Researchers in remote sensing and computer science have successfully addressed the challenges of processing and compressing large quantities of hyperspectral imagery aboard smaller and more cost-effective cube satellites. By integrating AI, these satellites can analyse the imagery in space before transmitting it to the ground, substantially reducing the time and energy required for data analysis.

This landmark advancement is a result of a project funded by SmartSat CRC and spearheaded by the University of South Australia (UniSA). The initiative has led to the creation of an energy-efficient early fire smoke detection system for South Australia's first cube satellite, named Kanyini. Details of this noteworthy experiment have been published in the latest issue of the IEEE Journal of Selected Topics in Applied Earth and Remote Sensing.

The Kanyini mission, a collaborative effort involving the South Australian government, SmartSat CRC, and other industry partners, aims to launch a 6 U CubeSat satellite into low Earth orbit. Besides bushfire detection, the satellite will also monitor inland and coastal water quality. The onboard hyperspectral imager captures reflected light from Earth across different wavelengths, producing detailed surface maps suitable for diverse applications including land management.

UniSA geospatial scientist Dr Stefan Peters, the lead researcher, highlighted that conventional Earth observation satellites have historically lacked the onboard processing capabilities to analyse complex imagery in real-time. His team, which comprises experts from UniSA, Swinburne University of Technology, and Geoscience Australia, has developed a lightweight AI model capable of detecting smoke within the cube satellite’s limited processing, power consumption, and data storage capabilities.

Compared to traditional ground-based processing, the AI onboard model reduced the downlinked data volume to 16% of its original size and consumed 69% less energy. The model also achieved fire smoke detection 500 times faster than the conventional methods. Dr Peters noted the criticality of early detection, observing that smoke is often the first visible indicator from space before the fire intensifies and generates enough heat to be identified by sensors.
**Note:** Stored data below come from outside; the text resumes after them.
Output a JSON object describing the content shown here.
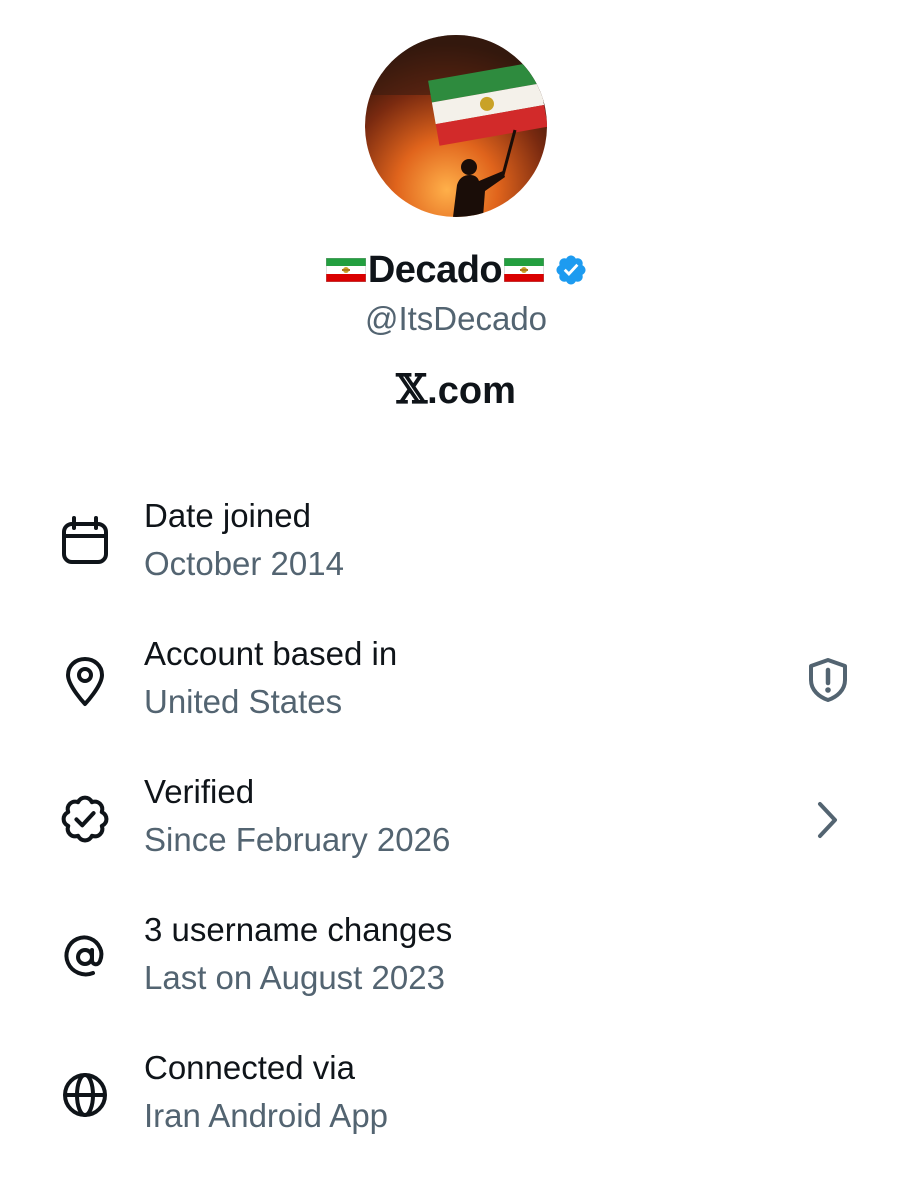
{
  "profile": {
    "display_name": "Decado",
    "handle": "@ItsDecado",
    "verified_badge_color": "#1d9bf0",
    "avatar_desc_icon": "avatar-image",
    "flag_icon": "iran-lion-and-sun-flag-icon"
  },
  "brand": {
    "mark": "𝕏",
    "domain": ".com"
  },
  "details": [
    {
      "icon": "calendar-icon",
      "title": "Date joined",
      "value": "October 2014",
      "trailing": null
    },
    {
      "icon": "location-pin-icon",
      "title": "Account based in",
      "value": "United States",
      "trailing": "shield-alert-icon"
    },
    {
      "icon": "verified-badge-icon",
      "title": "Verified",
      "value": "Since February 2026",
      "trailing": "chevron-right-icon"
    },
    {
      "icon": "at-sign-icon",
      "title": "3 username changes",
      "value": "Last on August 2023",
      "trailing": null
    },
    {
      "icon": "globe-icon",
      "title": "Connected via",
      "value": "Iran Android App",
      "trailing": null
    }
  ],
  "colors": {
    "primary_text": "#0f1419",
    "secondary_text": "#536471",
    "accent": "#1d9bf0"
  }
}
The research team utilised simulated satellite imagery of recent Australian bushfires to demonstrate the AI model, training it to distinguish between smoke and clouds efficiently. According to Dr Peters, most sensor systems collect data, only a fraction of which is pertinent to the mission's objectives. Since onboard processing on large satellites is often impractical, all collected data typically needs to be sent to the ground for analysis, a process that is both space-consuming and energy-draining. The newly developed AI model overcomes this by performing essential data processing in space.

A specific case study involved a past fire event in the Coorong region, where the simulated Kanyini AI approach took less than 14 minutes to detect smoke and transmit the data to a ground station at the South Pole. Dr Peters emphasised the substantial benefits of onboard AI compared to traditional ground-based processing, particularly in providing an early warning system for bushfires and other natural disasters.

The researchers plan to demonstrate the onboard AI fire detection system in orbit in 2025, coinciding with the Kanyini mission's operational phase. Future aspirations include commercialising the technology and deploying a constellation of CubeSats to facilitate early fire detection within an hour.

Further insights into the experiment have been documented in the latest issue of the IEEE Journal of Selected Topics in Applied Earth and Remote Sensing.